Un litigio che sarebbe testimoniato da alcuni lividi sulle braccia della donna. Quando gli agenti arrivano Lorena Venier ha in braccio la piccola, mentre Mailyn Castro è in stato confusionale. Poi, parlando con gli inquirenti, racconta una versione diversa da quella data al telefono, assumendosi le sue responsabilità. Tuttavia le dichiarazioni della donna, che è stata colta da un malore, non sono ancora state messe a verbale. La donna si è inoltre avvalsa della facoltà di non rispondere durante la successiva udienza di convalida dell’arresto, a Udine, così come consigliata dall’avvocata, Federica Tosel.
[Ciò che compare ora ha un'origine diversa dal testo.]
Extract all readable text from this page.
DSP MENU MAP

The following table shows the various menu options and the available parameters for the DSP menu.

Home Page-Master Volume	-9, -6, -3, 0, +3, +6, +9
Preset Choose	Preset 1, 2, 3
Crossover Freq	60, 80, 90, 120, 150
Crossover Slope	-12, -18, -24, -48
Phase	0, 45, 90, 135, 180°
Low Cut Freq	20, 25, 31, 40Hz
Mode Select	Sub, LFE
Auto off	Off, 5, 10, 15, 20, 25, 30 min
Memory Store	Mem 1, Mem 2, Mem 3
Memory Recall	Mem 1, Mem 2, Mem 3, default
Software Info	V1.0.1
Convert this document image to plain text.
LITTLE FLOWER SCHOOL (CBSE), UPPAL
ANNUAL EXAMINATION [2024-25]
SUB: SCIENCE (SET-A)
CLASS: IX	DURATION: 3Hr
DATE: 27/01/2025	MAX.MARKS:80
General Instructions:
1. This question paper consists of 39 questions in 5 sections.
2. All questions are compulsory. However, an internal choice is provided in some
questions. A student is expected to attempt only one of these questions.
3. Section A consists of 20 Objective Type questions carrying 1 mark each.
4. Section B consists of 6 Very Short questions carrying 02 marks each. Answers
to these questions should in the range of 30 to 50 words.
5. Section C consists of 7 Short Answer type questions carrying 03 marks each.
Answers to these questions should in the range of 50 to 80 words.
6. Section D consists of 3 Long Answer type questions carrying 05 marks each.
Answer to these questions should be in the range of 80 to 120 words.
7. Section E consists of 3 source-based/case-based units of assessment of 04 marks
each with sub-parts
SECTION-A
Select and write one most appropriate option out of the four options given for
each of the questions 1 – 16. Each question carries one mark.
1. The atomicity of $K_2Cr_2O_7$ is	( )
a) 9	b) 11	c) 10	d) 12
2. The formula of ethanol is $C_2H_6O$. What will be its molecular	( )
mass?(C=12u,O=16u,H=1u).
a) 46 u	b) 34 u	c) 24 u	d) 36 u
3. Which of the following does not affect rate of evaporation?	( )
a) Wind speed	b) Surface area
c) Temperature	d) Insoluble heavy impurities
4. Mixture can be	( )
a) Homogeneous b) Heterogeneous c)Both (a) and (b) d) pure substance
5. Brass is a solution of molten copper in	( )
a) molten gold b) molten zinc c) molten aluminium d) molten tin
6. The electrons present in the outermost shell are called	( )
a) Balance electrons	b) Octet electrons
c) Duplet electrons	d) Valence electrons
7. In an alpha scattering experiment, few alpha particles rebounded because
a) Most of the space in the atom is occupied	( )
Venier ha anche raccontato agli inquirenti di essere stata lei, da sola, a sezionare il corpo del figlio: “Ho utilizzato un seghetto e un lenzuolo per contenere il sangue e l’ho sezionato in tre pezzi: non ci sono stati schizzi, per questo i carabinieri hanno trovato tutto in ordine”, è la drammatica sintesi del racconto. “Mailyn è intervenuta soltanto per spostare le tre parti nell’autorimessa. Una volta inseriti i resti nel barile, lei ha anche usato la calce viva per coprirli. Sarebbero dovuti restare lì fino a quando, consumati, potevo trasportarli in montagna, per disperderli nel bosco”, ha aggiunto la 61enne.